The AAMS is a software-driven automated storage used for the storage of various objects. So far it has been used for storage of industrial equipment but the decision of Goa’s DAA to use it for storing valuable antiquities is the first such in the country, it said. The AAMS will ensure safety of antiquities, clean storage space, access control and data management and also enhance utilisation of space. With antiquities preserved within the system, it will provide access to these in one place with the help of a screen on which the preserved antiquities can be searched and accessed within the system for viewing. It will also provide information about the age of the antiquity, the material it is made of and its brief history.
How does the system work?
The AAMS placed at Goa’s DAA in Panaji, looks like a large, closed container, about 3 metres tall. It has eight trays with a capacity of 350 kg each. When an antiquity is searched on the screen, the trays concealed inside the system move like a Ferris wheel and the tray bearing the antiquity searched, opens for the user to view the object. The screen provides information about the object. Shailendra Phatak of Pune-based I-Tech Business Solutions that bagged the contract for the AAMS, said that the design was completely indigenous. The system, however, is so far available offline as required by the DAA. It cannot be remotely accessed.
What are the various antiquities stored in the system?

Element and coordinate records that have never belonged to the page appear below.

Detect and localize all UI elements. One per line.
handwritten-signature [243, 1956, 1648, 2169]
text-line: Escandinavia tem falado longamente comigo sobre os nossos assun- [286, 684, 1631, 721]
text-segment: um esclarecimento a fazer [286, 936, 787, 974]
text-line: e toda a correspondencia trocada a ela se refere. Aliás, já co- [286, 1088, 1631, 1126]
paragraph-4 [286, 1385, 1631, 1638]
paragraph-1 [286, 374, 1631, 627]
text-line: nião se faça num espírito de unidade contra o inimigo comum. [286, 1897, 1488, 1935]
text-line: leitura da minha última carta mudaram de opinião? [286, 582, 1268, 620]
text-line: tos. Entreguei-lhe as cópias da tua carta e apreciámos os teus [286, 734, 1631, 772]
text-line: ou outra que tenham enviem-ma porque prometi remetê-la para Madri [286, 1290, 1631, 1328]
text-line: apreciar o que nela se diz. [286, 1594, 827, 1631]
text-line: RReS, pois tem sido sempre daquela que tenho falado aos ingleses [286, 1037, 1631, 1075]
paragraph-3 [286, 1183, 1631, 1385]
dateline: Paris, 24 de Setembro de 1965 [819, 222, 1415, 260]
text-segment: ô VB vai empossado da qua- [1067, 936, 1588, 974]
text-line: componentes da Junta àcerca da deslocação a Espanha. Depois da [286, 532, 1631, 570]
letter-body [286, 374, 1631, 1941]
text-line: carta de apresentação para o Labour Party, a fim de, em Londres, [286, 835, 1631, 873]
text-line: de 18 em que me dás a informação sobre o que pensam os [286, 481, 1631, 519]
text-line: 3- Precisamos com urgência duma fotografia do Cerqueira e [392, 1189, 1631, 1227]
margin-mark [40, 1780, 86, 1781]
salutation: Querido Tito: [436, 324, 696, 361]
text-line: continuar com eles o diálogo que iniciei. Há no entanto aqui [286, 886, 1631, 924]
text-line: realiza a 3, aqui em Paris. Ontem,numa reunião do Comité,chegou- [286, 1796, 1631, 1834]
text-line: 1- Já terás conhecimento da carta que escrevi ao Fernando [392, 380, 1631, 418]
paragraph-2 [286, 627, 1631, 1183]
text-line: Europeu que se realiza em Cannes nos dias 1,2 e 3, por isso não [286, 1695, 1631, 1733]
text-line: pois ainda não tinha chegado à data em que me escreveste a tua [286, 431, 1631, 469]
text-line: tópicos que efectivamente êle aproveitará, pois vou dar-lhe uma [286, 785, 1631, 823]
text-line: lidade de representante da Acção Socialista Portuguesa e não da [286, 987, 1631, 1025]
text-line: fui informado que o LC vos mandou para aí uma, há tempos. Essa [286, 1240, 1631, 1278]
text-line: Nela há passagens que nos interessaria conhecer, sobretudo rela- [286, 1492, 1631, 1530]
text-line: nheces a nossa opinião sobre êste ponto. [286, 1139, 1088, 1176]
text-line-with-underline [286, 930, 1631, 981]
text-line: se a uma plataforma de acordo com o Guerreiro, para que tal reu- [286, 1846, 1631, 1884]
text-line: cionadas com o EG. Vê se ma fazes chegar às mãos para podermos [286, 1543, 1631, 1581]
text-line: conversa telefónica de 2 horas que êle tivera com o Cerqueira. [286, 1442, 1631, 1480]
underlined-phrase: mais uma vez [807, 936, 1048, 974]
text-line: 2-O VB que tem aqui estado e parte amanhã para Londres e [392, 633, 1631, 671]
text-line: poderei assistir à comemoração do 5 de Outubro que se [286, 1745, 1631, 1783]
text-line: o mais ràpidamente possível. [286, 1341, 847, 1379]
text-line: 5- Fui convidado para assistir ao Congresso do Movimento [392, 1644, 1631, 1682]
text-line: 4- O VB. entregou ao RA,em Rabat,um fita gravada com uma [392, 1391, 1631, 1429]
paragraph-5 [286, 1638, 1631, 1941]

At present, there are 83 antiquities in the system the oldest one being a tenth century Shivlinga, said Dr Varad Sabnis, Assistant Superintending Archeologist at the DAA. It also includes 12 sculptures found under a waterfall in the Ladfem village in North Goa’s Bicholim, remains of a 13th century temple in South Goa’s Navelim. There are also 18th century artifacts found at the Allorna Fort including glasses made in Germany and Holland, said Sabnis.
Who will be able to use the AAMS?
The system will mostly benefit researchers and students permitted access by the Directorate of Archives and Archaeology (DAA) in Goa and officials of the department. Students researching various archaeological subjects often seek access to antiquities in the care of the Directorate. Unlike a manual log of these antiquities, a click on the screen attached to the system will give the user information about the antiquity immediately and it can also be updated based on latest information about the antiquity. This is also expected to benefit the DAA as it will save storage space, provide protection from dust and temperature control. Inaugurating the system that cost Rs 27 lakh, Goa deputy chief minister Chandrakant Kavlekar said there was a need for advanced technology for the maintenance of heritage objects. He also said that the Goa government plans to introduce similar storage for six crore archival documents in the state.
What has the system been used for before?
Arti Phatak of I-Tech Business Solutions said that they have earlier created the system for a number of clients including those in the defense sector for preservation of various items and mainly documents. She said they had designed 38 systems for the Pune University for storage of answer sheets, storage of service records for the Police Headquarters in Hyderabad and preservation of land records for government offices.